Report Title:

Appropriation; Reimbursements; Nursing Dialysis Patients


Appropriates funds to DHS for necessary reimbursements to providers.


S.B. NO.









relating to health care.



SECTION 1. The legislature finds that it is in the best interests of the State to ensure that the people of Hawaii receive the best possible health care.

Current statistics indicate there are approximately one thousand eight hundred renal dialysis patients in Hawaii. End stage renal disease (ERSD) cases continue to increase statewide at approximately five to seven per cent annually. The life span for dialysis patients also increases as technology and treatment programs improve. However, medical complications associated with renal disease require special, additional care in skilled nursing facilities. The additional skilled care required for renal disease patients during these stays are not covered by current inpatient, sub-acute, or skilled nursing payor reimbursement formulas.

As medical knowledge and technology have evolved, the lifespan for patients with end stage renal disease has increased dramatically. Patients may live twenty-five to thirty years and more with regular dialysis treatments. Consequently, many of these patients suffer episodes of other acute illnesses associated with the aging process such as heart surgery, respiratory distress, hip and knee deterioration, etc. The added complication of renal disease then causes extended hospital stays during acute treatment and frequently requires continued care in a skilled nursing or intermediate care setting. Due to financial constraints, added care in a skilled nursing setting are generally lacking. However, in order to provide service, facility providers limit admissions to only one or two patients. The lack of "critical mass" of patients with renal disease results in a deterioration of staff skill levels which then causes more and probably misdirected admissions to acute facilities. Then the cycle begins again for these renal patients who must occupy an acute care bed well past their acute stay while waiting for placement in a long-term care facility.
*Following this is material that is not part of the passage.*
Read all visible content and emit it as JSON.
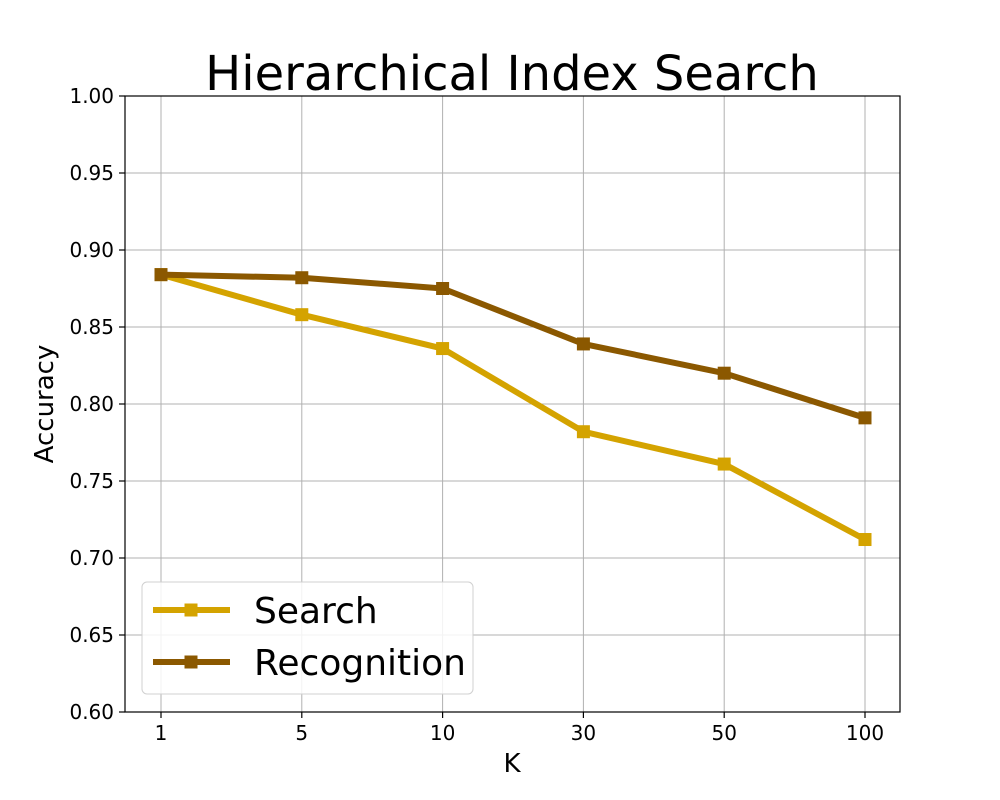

In an effort to better serve renal patients requiring episodic hospitalization, physicians over the past years have conducted research on renal disease complications and alternative treatment methodologies toward this end. One finding indicates the staggering need in Hawaii for sub-acute/skilled nursing facilities and especially a need for those to focus on the care of patients with end stage renal disease. A facility focused on patients of this type would afford staff the ability to keep skill levels current, thereby improving the quality of care and significantly reducing readmission to acute hospitals. In addition, such facilities would offer all acute providers in the State a placement opportunity for their most difficult to place patients, thereby freeing up acute hospital care capacity. Costs would also be reduced due to the onsite availability of dialysis treatment.
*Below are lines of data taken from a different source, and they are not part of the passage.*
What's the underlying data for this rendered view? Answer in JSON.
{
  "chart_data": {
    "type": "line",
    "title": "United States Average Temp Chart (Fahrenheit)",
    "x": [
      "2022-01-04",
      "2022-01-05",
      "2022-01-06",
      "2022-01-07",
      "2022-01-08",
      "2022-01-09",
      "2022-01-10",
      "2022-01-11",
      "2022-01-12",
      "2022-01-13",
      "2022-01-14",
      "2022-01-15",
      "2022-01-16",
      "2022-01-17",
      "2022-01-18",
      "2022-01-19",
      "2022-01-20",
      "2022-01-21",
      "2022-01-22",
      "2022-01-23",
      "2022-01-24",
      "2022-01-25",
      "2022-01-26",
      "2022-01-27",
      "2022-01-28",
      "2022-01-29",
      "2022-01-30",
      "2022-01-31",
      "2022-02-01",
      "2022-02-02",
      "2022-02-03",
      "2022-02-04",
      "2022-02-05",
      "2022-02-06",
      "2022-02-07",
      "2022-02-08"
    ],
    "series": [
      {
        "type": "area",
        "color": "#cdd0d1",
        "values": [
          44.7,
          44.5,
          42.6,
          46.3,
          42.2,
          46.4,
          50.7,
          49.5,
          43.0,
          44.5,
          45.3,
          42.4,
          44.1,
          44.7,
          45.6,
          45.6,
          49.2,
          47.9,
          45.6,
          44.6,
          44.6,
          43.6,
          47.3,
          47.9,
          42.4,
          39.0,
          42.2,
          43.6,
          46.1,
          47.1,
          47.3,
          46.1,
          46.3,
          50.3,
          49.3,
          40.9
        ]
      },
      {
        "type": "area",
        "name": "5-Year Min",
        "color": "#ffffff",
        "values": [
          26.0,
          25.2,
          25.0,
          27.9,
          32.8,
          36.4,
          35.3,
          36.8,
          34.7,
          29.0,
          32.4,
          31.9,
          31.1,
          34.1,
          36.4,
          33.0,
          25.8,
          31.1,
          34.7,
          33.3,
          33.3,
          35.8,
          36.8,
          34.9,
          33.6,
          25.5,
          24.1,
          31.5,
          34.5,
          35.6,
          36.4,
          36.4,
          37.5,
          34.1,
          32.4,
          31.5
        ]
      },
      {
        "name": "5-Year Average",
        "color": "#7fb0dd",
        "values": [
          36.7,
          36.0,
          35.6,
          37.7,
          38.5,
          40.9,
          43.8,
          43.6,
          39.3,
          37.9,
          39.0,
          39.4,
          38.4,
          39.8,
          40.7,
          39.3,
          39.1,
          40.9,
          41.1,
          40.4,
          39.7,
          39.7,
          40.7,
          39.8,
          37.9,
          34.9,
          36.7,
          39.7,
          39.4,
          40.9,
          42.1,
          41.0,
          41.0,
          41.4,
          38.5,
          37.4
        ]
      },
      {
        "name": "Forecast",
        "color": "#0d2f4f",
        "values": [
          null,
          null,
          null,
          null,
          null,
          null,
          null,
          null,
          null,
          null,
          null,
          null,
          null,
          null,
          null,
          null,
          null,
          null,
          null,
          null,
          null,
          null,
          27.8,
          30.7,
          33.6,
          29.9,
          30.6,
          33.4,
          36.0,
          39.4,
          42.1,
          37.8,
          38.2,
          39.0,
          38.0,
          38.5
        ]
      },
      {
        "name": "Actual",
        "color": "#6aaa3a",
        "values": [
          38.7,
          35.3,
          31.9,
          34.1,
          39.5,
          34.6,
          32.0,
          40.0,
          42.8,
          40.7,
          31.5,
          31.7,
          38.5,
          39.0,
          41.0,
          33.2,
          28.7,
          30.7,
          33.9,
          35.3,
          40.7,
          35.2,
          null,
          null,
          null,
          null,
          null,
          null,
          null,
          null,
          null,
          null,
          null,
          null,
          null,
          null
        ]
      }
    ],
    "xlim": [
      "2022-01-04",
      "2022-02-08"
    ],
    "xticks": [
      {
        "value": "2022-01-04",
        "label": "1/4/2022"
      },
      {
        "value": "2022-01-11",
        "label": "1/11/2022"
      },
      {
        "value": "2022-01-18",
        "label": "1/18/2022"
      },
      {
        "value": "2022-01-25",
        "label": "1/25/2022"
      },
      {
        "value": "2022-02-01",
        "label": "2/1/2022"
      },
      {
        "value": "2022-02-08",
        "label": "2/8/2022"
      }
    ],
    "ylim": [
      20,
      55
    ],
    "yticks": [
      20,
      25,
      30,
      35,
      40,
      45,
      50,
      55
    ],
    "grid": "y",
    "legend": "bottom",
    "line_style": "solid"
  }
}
Recent studies in Hawaii have found that a licensed nurse (either LPN or RN) must deliver much of the care required for renal skilled nursing patients as each patient requires a pre-and post-dialysis assessment. The pre-dialysis assessment typically takes approximately fifteen minutes. The post-dialysis assessment takes approximately ninety minutes since the treatment can be quite physically draining for the patients and this is typically the period when side effects might occur. The practitioner must also devote additional time to document findings from the assessment in the patientís chart. All these required additional activities occur three times per week, which is the typical frequency for dialysis treatments. Other practitioner duties include conducting a skin assessment and corresponding documentation in the chart three times per day. In addition, a registered dietitian must be called in to evaluate weight and nutrition at least once per week.

These additional activities over and above the regular care required for a skilled nursing level patient require approximately thirty-five additional staff hours per week, per patient -- many of them in the more highly compensated, licensed staff categories. The total additional cost to providers for these services for each patient is approximately $280 per day.

The purpose of this Act is to ensure that there are cost reports for payments to providers and to appropriate funds to the department of human services for necessary reimbursements to providers.

SECTION 2. The department of human services shall ensure establishment of cost reports necessary for payments to healthcare providers.

SECTION 3. There is appropriated out of the general revenues of the State of Hawaii the sum of $2,500,000, or so much thereof as may be necessary for fiscal year 2004-2005, for reimbursements for skilled nursing services for dialysis patients.

SECTION 4. The sum appropriated shall be expended by the department of human services for the purposes of this Act.

SECTION 5. This Act shall take effect on July 1, 2004.